Background. Kawasaki disease is an acute vasculitis of unknown cause that affects children under 5 years of age and in 20-25% of cases can cause coronary artery anomalies. Early therapy with intravenous gamma globulin and aspirin greatly decreases the risk of developing coronary anomalies, but sometimes coronary disease develops even in timely diagnosed and treated cases.
Methods. Personal experience in 41 children with Kawasaki disease is reported. Age was within three months and 5 years. All patients had electrocardiography and echocardiography at diagnosis, after 1 week, at the third, sixth, and eighth week, after six months and after 1 year from diagnosis. Echocardiographic cardiac anomalies were found only in 5 cases (12.19%). Average age in these cases was lower.
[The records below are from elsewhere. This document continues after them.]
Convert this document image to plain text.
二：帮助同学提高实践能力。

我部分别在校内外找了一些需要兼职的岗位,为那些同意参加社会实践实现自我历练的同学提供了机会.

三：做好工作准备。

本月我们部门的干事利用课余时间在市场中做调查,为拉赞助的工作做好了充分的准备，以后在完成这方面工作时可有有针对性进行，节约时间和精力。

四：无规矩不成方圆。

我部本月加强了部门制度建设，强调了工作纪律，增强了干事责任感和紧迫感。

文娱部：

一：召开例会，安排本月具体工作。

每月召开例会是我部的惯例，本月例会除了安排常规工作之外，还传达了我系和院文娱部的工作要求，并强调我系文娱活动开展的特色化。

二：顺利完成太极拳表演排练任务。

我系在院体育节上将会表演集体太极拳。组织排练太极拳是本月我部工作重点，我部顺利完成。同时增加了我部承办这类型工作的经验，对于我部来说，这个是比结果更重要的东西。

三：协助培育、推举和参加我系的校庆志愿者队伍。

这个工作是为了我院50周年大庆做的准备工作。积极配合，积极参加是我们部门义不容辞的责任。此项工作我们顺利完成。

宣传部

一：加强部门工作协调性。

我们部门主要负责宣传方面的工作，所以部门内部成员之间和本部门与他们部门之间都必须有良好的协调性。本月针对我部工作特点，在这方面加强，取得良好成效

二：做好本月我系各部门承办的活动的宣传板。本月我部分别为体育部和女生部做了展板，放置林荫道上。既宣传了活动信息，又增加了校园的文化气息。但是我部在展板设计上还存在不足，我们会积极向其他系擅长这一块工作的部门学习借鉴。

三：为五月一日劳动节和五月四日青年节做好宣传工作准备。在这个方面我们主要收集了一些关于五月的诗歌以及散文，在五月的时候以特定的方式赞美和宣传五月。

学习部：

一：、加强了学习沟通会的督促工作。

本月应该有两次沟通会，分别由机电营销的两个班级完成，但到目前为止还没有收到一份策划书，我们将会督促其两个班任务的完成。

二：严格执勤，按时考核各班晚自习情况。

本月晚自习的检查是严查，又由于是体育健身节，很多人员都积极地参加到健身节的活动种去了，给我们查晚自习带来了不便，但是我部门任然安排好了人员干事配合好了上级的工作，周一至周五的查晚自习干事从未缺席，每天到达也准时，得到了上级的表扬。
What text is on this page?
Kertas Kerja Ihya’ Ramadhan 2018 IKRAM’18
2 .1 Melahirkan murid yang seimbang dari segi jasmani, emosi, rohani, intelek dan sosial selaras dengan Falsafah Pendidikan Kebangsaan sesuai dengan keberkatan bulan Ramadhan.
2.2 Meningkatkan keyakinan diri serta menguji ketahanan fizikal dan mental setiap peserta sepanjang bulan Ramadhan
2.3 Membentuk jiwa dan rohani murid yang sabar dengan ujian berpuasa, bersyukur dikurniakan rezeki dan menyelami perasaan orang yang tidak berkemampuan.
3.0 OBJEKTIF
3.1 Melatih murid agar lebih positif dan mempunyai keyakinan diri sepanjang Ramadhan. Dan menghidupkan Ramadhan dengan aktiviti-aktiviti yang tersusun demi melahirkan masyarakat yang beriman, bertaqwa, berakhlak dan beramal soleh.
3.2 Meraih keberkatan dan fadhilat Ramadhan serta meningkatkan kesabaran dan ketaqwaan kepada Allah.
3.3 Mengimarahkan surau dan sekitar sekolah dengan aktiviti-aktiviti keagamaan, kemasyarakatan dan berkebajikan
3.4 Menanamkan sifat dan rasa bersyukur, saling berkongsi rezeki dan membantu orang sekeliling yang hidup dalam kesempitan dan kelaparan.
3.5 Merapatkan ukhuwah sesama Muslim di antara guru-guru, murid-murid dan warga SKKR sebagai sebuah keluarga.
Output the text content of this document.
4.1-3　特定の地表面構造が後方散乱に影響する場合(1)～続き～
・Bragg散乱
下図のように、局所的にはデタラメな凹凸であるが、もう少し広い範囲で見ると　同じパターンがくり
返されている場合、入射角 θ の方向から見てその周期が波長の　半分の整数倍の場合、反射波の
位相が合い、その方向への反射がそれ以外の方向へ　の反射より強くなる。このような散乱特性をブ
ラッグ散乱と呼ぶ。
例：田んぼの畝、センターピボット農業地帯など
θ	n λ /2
Results. In these cases coronary involvement developed in spite of early diagnosis and therapy (intravenous gamma globulin 400 mg/kg die and aspirin) electrocardiographic findings were not relevant or specific to coronary arteries anomaly. In three cases coronary anomalies regressed during the first year from diagnosis, the other two are still in the first year of follow-up. Nine children had a long term follow-up (6 to 9 years) and they were all normal except one with renal arteritis and another with slight mitral incompetence.
Conclusions. The authors underline the role of clinical and instrumental follow-up that should be extended to all patients affected by Kawasaki disease with coronary anomalies even if early regressed.